Na semana do 8M, a BVPS promove pelo segundo ano consecutivo a Ocupação Mulheres. Organizada pela editora Caroline Tresoldi, doutoranda em Sociologia no PPGSA/IFCS/UFRJ, neste ano de 2024 serão publicados cerca de 35 textos. São narrativas distintas: ensaios, relatos, cartas, conto, entrevista e resenhas, que abordam temas, reflexões e dados das mais diferentes ordens sobre mulheres.

Continue acompanhando as publicações da Ocupação BVPS Mulheres 2024. Para saber mais sobre a iniciativa deste ano, dedicada às mulheres e meninas palestinas, clique aqui.

Boa leitura!


Mulheres na ciência: o gênero, o 8 de março e além

Por Clara Araújo (PPCIS/ICS/UERJ) &

Isadora Vianna Sento-Sé (PPCIS/UERJ)

Em março acontece na UERJ a Conferência Livre “Meninas e Mulheres na Ciência e Tecnologia”, que visa tratar de questões relacionadas ao acesso ao conhecimento, progressão nas carreiras das cientistas, políticas de estímulo à entrada de meninas em setores vinculados à ciência e pesquisa, escolhas de carreiras menos pautadas pelos valores de gênero predominantes, a contribuição da ciência para um mundo mais igualitário, e outras questões de gênero implicadas nas trajetórias das mulheres. A Conferência Livre é parte do processo preparatório para a conferência nacional do MCTI, que acontecerá em junho deste ano. E por que isso nos interessa como pesquisadoras e interessa às gerações de mulheres e meninas, inclusive às futuras gerações? Por muitas razões, e aproveitamos este espaço para elencar algumas delas.

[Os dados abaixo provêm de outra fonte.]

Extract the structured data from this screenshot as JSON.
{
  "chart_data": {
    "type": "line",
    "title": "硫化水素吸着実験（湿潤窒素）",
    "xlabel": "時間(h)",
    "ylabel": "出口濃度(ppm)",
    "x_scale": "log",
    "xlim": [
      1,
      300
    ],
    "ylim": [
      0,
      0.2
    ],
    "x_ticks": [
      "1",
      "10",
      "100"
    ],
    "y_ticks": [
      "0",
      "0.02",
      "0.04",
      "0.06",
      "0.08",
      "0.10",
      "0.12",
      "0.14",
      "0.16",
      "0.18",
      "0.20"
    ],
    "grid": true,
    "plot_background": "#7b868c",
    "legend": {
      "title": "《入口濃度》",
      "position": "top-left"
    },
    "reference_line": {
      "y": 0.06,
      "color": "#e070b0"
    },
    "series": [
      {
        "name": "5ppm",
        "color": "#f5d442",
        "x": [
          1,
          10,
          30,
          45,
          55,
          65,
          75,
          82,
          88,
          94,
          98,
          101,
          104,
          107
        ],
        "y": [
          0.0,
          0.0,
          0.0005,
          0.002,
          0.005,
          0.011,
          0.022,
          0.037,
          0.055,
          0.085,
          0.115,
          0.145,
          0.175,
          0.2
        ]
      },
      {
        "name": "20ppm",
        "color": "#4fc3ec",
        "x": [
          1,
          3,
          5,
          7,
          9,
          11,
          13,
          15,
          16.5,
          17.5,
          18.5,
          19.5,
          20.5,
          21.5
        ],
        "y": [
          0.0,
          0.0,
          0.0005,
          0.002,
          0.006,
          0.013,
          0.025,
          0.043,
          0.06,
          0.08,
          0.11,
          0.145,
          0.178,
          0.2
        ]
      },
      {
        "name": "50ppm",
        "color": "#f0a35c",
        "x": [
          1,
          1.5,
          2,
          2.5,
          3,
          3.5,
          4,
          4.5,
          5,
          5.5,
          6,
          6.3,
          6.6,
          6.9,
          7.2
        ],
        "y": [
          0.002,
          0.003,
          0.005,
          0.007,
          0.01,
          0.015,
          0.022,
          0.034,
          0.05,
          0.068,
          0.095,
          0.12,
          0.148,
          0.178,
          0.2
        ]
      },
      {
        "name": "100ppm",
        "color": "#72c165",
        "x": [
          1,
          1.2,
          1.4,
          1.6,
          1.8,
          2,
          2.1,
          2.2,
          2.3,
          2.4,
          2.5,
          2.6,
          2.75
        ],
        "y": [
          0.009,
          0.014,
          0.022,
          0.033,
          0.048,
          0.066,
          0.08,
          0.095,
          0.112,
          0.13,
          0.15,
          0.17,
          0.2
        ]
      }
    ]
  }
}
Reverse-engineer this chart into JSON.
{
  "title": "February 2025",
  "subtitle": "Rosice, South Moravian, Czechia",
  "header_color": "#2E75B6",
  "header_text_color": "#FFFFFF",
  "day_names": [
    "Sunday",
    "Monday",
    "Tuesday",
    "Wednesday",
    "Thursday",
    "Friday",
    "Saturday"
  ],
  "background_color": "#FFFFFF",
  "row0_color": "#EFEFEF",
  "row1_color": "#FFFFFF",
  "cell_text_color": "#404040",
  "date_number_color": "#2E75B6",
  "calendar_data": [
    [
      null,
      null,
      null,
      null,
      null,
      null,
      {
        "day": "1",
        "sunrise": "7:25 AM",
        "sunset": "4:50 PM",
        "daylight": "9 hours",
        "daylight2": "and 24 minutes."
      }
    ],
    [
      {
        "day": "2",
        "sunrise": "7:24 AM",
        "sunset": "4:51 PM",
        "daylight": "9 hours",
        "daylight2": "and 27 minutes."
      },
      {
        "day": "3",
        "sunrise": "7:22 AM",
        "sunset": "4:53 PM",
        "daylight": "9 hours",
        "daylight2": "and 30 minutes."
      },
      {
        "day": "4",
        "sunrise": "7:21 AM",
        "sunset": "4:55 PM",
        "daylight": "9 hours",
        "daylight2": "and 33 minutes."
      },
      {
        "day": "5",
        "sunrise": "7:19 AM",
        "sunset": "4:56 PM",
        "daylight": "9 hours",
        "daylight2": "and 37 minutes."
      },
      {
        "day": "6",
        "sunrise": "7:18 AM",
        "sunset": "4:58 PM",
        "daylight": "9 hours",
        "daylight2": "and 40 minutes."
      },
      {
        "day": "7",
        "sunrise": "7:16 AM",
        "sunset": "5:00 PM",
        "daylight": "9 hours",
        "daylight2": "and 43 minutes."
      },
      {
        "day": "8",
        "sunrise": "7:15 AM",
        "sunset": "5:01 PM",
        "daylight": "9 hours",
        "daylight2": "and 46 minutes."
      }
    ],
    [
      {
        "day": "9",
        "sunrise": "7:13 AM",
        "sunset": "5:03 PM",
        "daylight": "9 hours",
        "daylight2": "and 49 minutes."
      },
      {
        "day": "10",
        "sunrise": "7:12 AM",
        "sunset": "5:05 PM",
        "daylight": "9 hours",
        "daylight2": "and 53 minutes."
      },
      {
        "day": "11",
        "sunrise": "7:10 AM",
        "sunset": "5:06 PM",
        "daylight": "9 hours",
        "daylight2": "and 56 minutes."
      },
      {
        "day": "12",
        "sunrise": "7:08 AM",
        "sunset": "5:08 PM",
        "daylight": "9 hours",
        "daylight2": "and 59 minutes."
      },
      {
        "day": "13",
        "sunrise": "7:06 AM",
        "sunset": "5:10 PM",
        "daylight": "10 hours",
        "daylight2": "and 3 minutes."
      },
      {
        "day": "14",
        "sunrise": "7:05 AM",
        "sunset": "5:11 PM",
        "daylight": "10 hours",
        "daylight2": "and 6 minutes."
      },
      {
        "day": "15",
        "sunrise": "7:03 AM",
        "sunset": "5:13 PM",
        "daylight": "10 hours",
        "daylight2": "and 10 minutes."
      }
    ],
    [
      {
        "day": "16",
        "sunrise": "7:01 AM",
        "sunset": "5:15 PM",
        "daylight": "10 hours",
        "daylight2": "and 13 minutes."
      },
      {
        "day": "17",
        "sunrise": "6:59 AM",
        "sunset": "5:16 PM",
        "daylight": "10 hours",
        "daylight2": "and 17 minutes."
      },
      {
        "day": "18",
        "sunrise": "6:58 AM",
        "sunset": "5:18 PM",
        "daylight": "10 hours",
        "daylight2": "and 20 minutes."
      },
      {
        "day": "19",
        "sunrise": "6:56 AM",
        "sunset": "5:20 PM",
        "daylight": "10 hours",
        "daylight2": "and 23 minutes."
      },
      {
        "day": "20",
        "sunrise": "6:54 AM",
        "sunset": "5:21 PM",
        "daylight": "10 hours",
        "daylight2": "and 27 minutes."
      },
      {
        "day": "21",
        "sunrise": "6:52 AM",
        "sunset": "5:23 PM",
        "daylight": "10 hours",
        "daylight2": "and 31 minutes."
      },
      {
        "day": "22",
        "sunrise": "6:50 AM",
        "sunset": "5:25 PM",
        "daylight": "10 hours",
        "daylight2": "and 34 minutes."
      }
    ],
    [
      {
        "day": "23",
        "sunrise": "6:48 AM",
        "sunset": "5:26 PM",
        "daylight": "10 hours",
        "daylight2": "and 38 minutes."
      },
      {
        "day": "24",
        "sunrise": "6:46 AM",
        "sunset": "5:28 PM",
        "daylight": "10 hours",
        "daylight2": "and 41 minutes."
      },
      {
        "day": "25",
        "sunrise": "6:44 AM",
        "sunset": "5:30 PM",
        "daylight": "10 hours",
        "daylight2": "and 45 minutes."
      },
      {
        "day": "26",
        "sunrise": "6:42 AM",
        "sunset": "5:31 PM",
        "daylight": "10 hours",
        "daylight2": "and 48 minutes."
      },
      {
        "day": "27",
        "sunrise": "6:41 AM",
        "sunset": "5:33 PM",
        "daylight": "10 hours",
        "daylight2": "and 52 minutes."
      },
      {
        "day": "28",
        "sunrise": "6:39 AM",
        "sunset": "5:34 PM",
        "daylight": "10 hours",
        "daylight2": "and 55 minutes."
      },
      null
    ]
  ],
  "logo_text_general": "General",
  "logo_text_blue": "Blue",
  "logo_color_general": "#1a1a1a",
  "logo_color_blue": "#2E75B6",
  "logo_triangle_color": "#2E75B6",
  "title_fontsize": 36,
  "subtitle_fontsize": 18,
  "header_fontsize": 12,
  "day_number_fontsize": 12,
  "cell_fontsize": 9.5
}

Apesar dos avanços na educação das mulheres, persiste a nível mundial uma disparidade significativa de gênero em todos os níveis da ciência, principalmente nas áreas tecnológicas, engenharia e matemática (STEM). Reconhecendo essa questão, por ocasião do “Dia Internacional das Mulheres e Meninas na Ciência”, o Conselho Internacional da Ciência (ISC) apoiou uma declaração na “9ª Assembleia do Dia Internacional das Mulheres e Meninas na Ciência”. Nossa presença nesses espaços é fundamental para a redução de desigualdades, umas das metas da agenda 2030 de desenvolvimento sustentável, o que reforça o valor simbólico dessas atividades no “mês de março”.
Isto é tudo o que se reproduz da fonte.